A dark-skinned, mostly naked woman rose into view. Her left breast, brazenly exposed to the chill wintry air, was white as snow, but this absence of hue was uneven, its edges like splashes of paint. The look she settled upon Whuffine was full of suspicion. Moments later a third figure stirred upright in the boat. Blood-stained bandages covered most of his face, leaving only one eye clear, along with the lower jaw. “Thath’s a wrecker all right,” this man said, pausing to split and then lick his lips with a forked tongue. “I bet thath thack of hith ith a damned gallery of murder and worth, and crowded with loot bethideth.”

“Just my point, Gust,” said the first man. “We could do with some new gear, and stuff to sell, too.” He then clambered over the side and stood on the sand. “Brisk, ain’t it?” he asked Whuffine. “But it ain’t no Stratem winter, is it?” He then drew his sword. “Put the knife away, fool, and lead us up to the shack.”

Whuffine eyed the weapon, noting the savage nicks along both edges. “I’m not going to take kindly to being robbed, and since the only town for leagues in any direction is just up the trail, where I have lots of friends, and where the Lord of the Keep is stickler about law and order, you’d be making a terrible mistake doing me harm, or cleaning me out.”

The one-eyed man loosed a laugh verging on hysteria. “Lithen to him, Heck, he’th threatening uth! Hah hah hah! Ooh, I’m thcared! Hah hah!”

“Stop that, Gust,” snapped the woman. “The point is, we gotta get going. Those Chanters ain’t all dead, you know, and I bet they’ll want their lifeboat back-”
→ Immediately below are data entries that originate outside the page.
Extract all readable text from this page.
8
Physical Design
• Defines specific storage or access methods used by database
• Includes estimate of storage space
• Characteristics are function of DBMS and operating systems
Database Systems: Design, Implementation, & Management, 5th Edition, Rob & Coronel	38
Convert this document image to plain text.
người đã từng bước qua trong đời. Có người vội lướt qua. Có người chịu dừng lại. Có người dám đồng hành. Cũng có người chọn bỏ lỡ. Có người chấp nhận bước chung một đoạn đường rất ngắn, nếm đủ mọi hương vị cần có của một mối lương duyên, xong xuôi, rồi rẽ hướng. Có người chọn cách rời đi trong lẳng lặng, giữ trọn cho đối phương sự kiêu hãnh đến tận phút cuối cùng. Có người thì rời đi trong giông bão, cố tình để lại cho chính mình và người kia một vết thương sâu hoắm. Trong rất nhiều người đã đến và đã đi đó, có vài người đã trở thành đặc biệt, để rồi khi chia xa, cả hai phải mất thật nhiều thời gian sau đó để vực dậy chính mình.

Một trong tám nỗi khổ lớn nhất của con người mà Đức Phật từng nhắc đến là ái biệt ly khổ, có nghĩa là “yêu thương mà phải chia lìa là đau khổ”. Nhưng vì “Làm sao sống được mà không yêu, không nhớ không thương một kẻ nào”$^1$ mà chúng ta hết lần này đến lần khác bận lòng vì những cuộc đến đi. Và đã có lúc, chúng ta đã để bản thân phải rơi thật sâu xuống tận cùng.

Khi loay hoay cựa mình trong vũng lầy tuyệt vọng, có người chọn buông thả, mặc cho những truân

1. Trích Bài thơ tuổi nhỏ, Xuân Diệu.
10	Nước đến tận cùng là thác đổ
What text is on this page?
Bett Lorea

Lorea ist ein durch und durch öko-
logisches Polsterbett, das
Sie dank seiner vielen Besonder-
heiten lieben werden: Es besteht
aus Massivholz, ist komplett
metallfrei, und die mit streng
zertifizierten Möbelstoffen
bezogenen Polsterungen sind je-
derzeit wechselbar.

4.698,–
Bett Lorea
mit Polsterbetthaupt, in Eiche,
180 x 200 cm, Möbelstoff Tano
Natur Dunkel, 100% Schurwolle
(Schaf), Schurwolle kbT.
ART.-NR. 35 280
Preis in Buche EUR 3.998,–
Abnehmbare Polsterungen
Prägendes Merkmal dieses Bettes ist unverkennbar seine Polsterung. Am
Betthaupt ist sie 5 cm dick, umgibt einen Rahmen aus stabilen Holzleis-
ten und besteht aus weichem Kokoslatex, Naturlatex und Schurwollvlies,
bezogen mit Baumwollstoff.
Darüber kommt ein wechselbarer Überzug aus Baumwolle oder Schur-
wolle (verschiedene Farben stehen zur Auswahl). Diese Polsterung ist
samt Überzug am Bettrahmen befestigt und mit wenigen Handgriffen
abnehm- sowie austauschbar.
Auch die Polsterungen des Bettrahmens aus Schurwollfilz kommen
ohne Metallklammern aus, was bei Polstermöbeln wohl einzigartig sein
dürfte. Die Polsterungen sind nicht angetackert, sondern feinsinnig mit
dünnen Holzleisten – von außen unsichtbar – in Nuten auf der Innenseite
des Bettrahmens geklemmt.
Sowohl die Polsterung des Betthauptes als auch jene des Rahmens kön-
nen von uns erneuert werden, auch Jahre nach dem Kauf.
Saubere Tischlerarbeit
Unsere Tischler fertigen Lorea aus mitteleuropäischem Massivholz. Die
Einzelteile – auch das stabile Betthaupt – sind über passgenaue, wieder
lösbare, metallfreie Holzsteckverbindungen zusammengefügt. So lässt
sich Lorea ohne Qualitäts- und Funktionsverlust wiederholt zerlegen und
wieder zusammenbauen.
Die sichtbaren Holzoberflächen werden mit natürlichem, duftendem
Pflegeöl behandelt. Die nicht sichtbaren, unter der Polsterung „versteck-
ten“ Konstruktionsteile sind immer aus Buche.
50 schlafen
“Too late!” shrieked the man named Gust.

“They went down, Birds,” said Heck. “They must’ve! There was fire and screamin’ dead men and demons and Korbal Broach and the sharks-gods the sharks! All with Mael’s own storm crashing down on us! Nobody survived that!”

“We did,” Birds reminded him.

Heck licked his lips, and then shook himself. “It don’t matter, love.” He rubbed at his face, wincing when his fingers touched the weal of the burn. “Let’s go and get warm. We can plan over a meal and a keg of ale. The point is, we’re on dry land again, and I don’t mean to ever go back to sea. You, wrecker, where in Hood’s name are we?”